Las escenas devastadoras de Almodóvar obraban sobre la protagonista para dar origen a esta tragedia. Las palabras omitidas, las conversaciones que no tuvieron lugar, todo ese vacío fue absorbido por Julieta. Pedro no fue capaz de trasmitirle el afecto que sintió por su madre. Toda su niñez y adolescencia la vio deambular por los corredores, leyendo titulares de los diarios.

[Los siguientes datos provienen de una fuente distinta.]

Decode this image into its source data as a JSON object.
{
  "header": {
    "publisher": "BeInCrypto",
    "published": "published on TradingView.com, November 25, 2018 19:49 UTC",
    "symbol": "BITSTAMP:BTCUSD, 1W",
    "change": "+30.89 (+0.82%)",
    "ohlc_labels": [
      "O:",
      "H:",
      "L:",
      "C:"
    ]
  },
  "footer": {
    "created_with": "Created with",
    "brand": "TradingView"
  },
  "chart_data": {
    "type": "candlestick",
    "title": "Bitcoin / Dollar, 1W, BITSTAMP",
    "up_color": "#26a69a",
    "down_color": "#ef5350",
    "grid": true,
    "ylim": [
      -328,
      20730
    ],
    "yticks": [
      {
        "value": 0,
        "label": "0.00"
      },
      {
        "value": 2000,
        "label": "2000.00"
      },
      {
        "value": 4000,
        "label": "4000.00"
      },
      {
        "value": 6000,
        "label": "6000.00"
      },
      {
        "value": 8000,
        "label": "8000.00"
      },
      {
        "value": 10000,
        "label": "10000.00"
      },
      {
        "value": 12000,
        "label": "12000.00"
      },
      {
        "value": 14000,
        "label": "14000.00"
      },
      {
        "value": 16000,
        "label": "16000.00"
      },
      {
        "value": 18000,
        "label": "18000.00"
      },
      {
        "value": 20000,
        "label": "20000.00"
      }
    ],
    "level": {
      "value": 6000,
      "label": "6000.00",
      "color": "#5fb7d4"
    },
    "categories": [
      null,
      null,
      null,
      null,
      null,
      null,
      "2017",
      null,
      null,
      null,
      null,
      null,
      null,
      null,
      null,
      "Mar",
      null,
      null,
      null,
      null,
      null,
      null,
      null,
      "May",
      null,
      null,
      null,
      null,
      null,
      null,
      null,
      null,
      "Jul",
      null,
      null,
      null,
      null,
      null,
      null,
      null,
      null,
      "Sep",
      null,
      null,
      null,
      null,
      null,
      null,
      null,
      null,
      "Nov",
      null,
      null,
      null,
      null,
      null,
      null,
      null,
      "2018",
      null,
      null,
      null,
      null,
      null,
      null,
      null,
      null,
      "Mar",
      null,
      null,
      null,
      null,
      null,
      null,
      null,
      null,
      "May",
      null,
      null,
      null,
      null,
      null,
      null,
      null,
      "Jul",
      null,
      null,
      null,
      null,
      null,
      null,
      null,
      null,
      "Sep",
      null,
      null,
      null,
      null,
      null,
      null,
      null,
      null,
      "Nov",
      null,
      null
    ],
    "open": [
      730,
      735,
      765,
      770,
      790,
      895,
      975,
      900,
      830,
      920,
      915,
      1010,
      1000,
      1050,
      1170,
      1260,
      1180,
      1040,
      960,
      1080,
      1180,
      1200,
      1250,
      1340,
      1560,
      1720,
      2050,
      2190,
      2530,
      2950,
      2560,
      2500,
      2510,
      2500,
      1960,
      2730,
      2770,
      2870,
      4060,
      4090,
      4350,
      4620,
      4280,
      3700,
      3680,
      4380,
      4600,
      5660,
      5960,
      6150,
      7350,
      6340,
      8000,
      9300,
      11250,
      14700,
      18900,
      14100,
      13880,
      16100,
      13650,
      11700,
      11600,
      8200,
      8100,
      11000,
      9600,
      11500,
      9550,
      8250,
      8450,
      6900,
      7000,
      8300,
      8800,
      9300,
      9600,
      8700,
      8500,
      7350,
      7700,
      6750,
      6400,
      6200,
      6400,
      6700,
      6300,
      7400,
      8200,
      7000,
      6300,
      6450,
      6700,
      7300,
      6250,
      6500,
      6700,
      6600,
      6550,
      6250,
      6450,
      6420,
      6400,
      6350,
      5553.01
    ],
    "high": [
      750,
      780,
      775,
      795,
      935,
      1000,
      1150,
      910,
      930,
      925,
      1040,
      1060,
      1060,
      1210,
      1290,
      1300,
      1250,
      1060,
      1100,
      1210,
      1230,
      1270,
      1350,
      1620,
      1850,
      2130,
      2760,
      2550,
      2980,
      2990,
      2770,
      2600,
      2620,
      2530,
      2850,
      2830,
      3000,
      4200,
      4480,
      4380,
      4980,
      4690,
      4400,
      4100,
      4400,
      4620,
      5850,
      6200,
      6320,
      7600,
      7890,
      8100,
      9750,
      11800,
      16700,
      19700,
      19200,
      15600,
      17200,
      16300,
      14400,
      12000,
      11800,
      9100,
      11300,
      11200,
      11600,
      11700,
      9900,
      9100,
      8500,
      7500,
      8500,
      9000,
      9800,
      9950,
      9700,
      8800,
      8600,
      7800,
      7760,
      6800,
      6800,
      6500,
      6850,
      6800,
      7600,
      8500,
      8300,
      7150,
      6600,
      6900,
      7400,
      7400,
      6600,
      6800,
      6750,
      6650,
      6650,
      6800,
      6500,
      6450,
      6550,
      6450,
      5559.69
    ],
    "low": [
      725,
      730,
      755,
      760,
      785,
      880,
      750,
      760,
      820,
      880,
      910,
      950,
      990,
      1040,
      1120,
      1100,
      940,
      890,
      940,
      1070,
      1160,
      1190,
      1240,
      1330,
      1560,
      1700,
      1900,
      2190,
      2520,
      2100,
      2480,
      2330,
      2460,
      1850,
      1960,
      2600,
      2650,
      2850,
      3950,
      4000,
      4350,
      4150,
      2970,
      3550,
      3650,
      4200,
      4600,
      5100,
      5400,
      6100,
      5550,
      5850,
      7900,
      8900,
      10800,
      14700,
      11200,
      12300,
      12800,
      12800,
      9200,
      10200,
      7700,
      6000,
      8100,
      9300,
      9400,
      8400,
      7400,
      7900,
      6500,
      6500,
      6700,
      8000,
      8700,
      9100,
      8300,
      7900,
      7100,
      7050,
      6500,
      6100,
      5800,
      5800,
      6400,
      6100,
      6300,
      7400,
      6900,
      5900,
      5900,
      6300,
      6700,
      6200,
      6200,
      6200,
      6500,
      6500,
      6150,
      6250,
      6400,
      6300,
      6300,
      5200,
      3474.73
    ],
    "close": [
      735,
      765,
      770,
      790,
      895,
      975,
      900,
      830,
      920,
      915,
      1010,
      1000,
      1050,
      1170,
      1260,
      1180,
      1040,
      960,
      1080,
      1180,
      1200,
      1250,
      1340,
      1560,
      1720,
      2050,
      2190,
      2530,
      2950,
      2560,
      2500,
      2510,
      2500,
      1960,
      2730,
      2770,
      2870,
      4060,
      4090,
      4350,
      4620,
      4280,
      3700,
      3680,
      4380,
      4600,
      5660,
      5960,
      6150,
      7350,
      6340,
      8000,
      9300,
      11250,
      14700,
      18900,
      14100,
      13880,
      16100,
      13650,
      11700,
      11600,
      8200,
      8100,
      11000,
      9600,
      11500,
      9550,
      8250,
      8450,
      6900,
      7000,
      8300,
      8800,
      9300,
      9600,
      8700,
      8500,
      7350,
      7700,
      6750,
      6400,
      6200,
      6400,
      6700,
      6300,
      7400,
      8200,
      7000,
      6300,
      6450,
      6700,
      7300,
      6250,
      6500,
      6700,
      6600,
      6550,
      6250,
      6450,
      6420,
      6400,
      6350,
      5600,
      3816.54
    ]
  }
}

Una y otra vez los repetía –al desayuno, al almuerzo y a la cena– en una ceremonia que fue perdiendo gracia con el paso de los años. Jacinta no distinguía a su hija, la confundía con su hermana, una amiga, siempre con un nombre diferente. Pedro no derramó ninguna lágrima durante el funeral. Julieta solía pensar que su madre los había abandonado mucho tiempo atrás. El único recuerdo lúcido provenía de un retrato que su padre mantenía colgado en el dormitorio. Julieta lo culpaba por la enfermedad. Quizás qué daño le provocó en sus primeros años de matrimonio. El silencio lo condenaba y ese mismo silencio lo heredaría Fabiola. Esas palabras no dichas eran un mensaje premonitorio, alguien sería arrollado por un tranvía proveniente de un pasado sin recuerdos. Madres sufrientes, hijas perdidas, vidas transferidas por viejos fantasmas.

–Cleopatra se quedó en el sur.

–¿No se la trajo el abuelo?

–El departamento es muy pequeño de todos modos.